With this in mind, consider the specific case of online advertising. Here, the tradeoffs are even more complex. With more contestability in online advertising, prices for online ads should decrease, and advertisers’ demand should increase. This means more ads, not less. And this raises a hard policy question: are more ads a consumer welfare improvement? We believe that this is not obvious, yet competition authorities act like this is the case. For example, the UK Competition and Markets Authority’s (CMA) ongoing intervention against Facebook’s acquisition of Giphy is based on the preservation of competition to the primary benefit of advertisers, but it is less clear if and how UK consumers stand to benefit from this.

To be charitable to the DMA (and to the CMA), let us assume that contestability in online advertising leads to an equilibrium of platform services competing on quality to reduce ad targeting. Again, is this a consumer welfare improvement? Users’ preferences towards targeted ads are heterogeneous. Besides, if the DMA’s contestability scenario is that new, non-ad-based business models would emerge to compete with the gatekeepers, this implies that rivals rely on alternative business models, asking for example for a subscription or taking a cut of every transaction. Again, the jury is still out: is imposing on users a requirement to pay for a service a consumer welfare improvement? 

Overall, it is very hard to see on the basis of which economic, social, or even ethical grounds the DMA would attempt to resolve the abovementioned tradeoffs, beyond a dogmatic belief in the merits of competition.

Conclusion

The DMA has not been adopted yet, so there is still time to improve it. With this piece, we have tried to show where the DMA might not address the true sources of market power in the digital economy effectively, and which targets policymakers should look at if they are truly concerned about restoring competitiveness. One takeaway is to lower expectations in relation to data access as a silver bullet to promote competition.

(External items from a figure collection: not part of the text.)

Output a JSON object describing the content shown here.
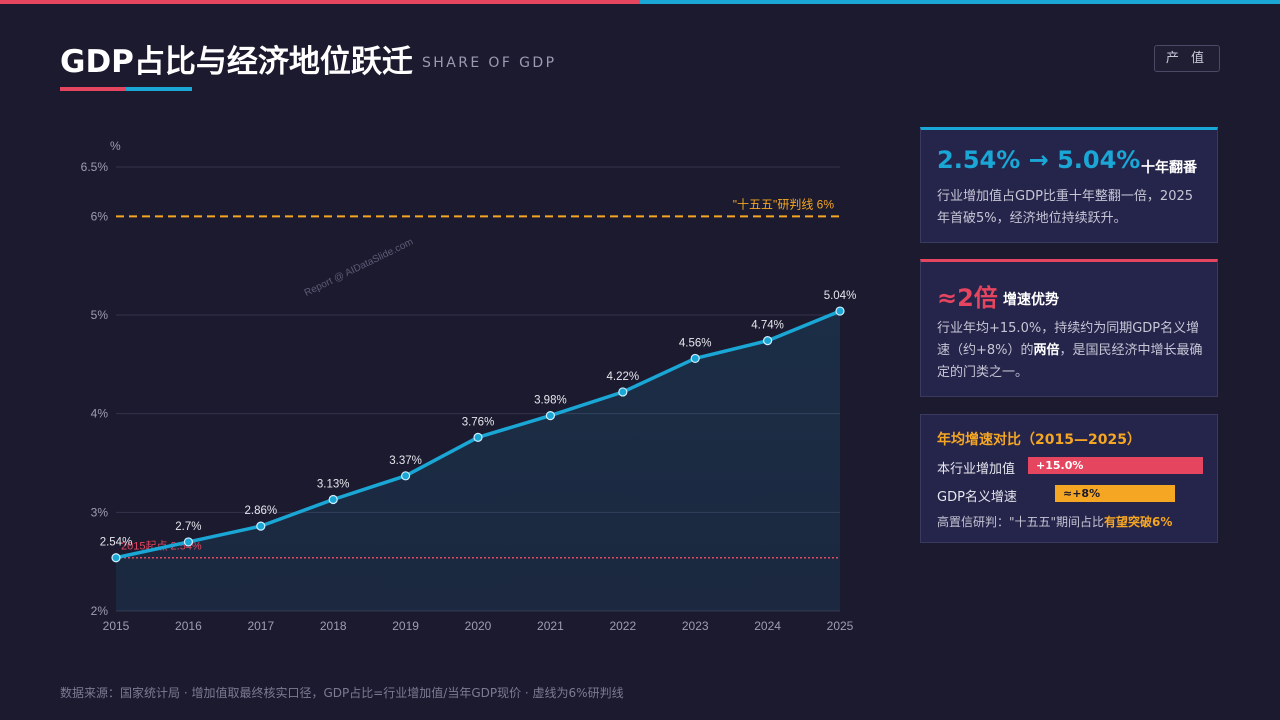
{
  "header": {
    "title": "GDP占比与经济地位跃迁",
    "subtitle": "SHARE OF GDP",
    "tag": "产 值"
  },
  "colors": {
    "accent_red": "#e5455f",
    "accent_blue": "#1aa7d6",
    "accent_orange": "#f5a623",
    "background": "#1b1a2e"
  },
  "chart_data": {
    "type": "area",
    "x": [
      "2015",
      "2016",
      "2017",
      "2018",
      "2019",
      "2020",
      "2021",
      "2022",
      "2023",
      "2024",
      "2025"
    ],
    "series": [
      {
        "values": [
          2.54,
          2.7,
          2.86,
          3.13,
          3.37,
          3.76,
          3.98,
          4.22,
          4.56,
          4.74,
          5.04
        ],
        "labels": [
          "2.54%",
          "2.7%",
          "2.86%",
          "3.13%",
          "3.37%",
          "3.76%",
          "3.98%",
          "4.22%",
          "4.56%",
          "4.74%",
          "5.04%"
        ]
      }
    ],
    "ylabel": "%",
    "ylim": [
      2,
      6.5
    ],
    "yticks": [
      2,
      3,
      4,
      5,
      6,
      6.5
    ],
    "ytick_labels": [
      "2%",
      "3%",
      "4%",
      "5%",
      "6%",
      "6.5%"
    ],
    "reference_lines": [
      {
        "y": 6,
        "label": "\"十五五\"研判线 6%",
        "color": "#f5a623",
        "style": "dashed"
      },
      {
        "y": 2.54,
        "label": "2015起点 2.54%",
        "color": "#e5455f",
        "style": "dotted"
      }
    ],
    "watermark": "Report @ AIDataSlide.com",
    "grid": true
  },
  "cards": {
    "kpi1": {
      "value": "2.54% → 5.04%",
      "suffix": "十年翻番",
      "text": "行业增加值占GDP比重十年整翻一倍，2025年首破5%，经济地位持续跃升。"
    },
    "kpi2": {
      "value": "≈2倍",
      "suffix": "增速优势",
      "text_before": "行业年均+15.0%，持续约为同期GDP名义增速（约+8%）的",
      "text_bold": "两倍",
      "text_after": "，是国民经济中增长最确定的门类之一。"
    },
    "compare": {
      "title": "年均增速对比（2015—2025）",
      "rows": [
        {
          "label": "本行业增加值",
          "value_label": "+15.0%",
          "value": 15.0
        },
        {
          "label": "GDP名义增速",
          "value_label": "≈+8%",
          "value": 8.0
        }
      ],
      "note_prefix": "高置信研判：\"十五五\"期间占比",
      "note_highlight": "有望突破6%"
    }
  },
  "footer": "数据来源：国家统计局 · 增加值取最终核实口径，GDP占比=行业增加值/当年GDP现价 · 虚线为6%研判线"
}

True, in trying to respond to Professor First’s puzzle, we might have given our own subjective reading of what the DMA tries to achieve. Alternative readings of the DMA exist. As we said elsewhere, the DMA shares common blood with the US consent decree with AT&T of 1956, which forced Bell Labs to openly license 8,600 patents and get out of all business unrelated to communications. The DMA’s spirit plausibly pursues a similar goal: make gatekeepers’ data, APIs, and other key assets widely available and trust that innovation will happen. Alternatively, the DMA might be rationalized as an attempt to allow alternative players to address unserved segments of market demand (e.g., assist search engine Ecosia in its attempt to serve search users interested in sustainability).

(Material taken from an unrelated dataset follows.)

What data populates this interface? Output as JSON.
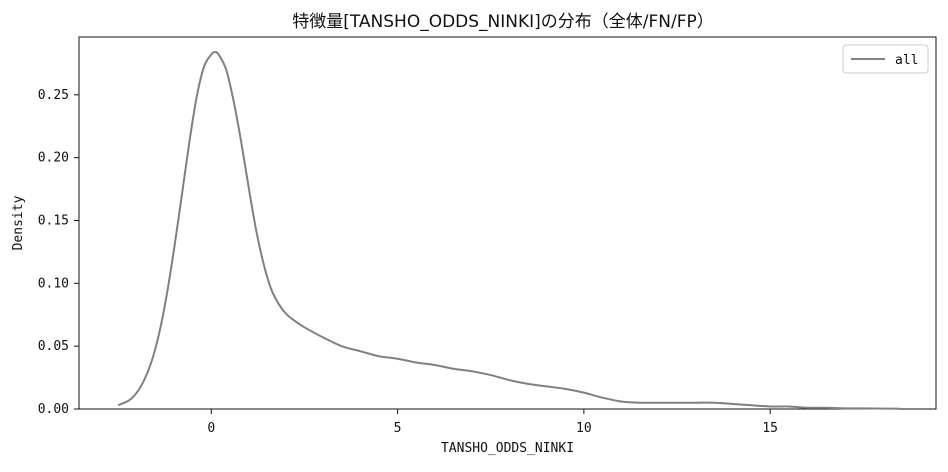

Whichever reading is right, the fact remains that much about the digital economy is still unknown. Statements of consensus in the research community are premature given the limited time economists have had for empirical observation. The claim that sharing gatekeepers’ proprietary assets is essential in order to promote contestability is contradicted on a daily basis by basic industry facts. The IT and software industry shows high numbers of firm entry and job creation. And while antitrust advocates and practitioners talk about gatekeeping positions, IT infrastructure experts and software engineers discuss Big Tech’s services in terms of “public clouds” and “edge computing.” 

We close with a note of caution. A lesson from experience is to avoid picking winners and saving losers, a favorite pastime of governments enamored with industrial policy. How can we trust that political policymakers, who are knowingly bad at picking winners when they allocate subsidies, will do better when it comes to targeting digital gatekeepers with liability and remedies?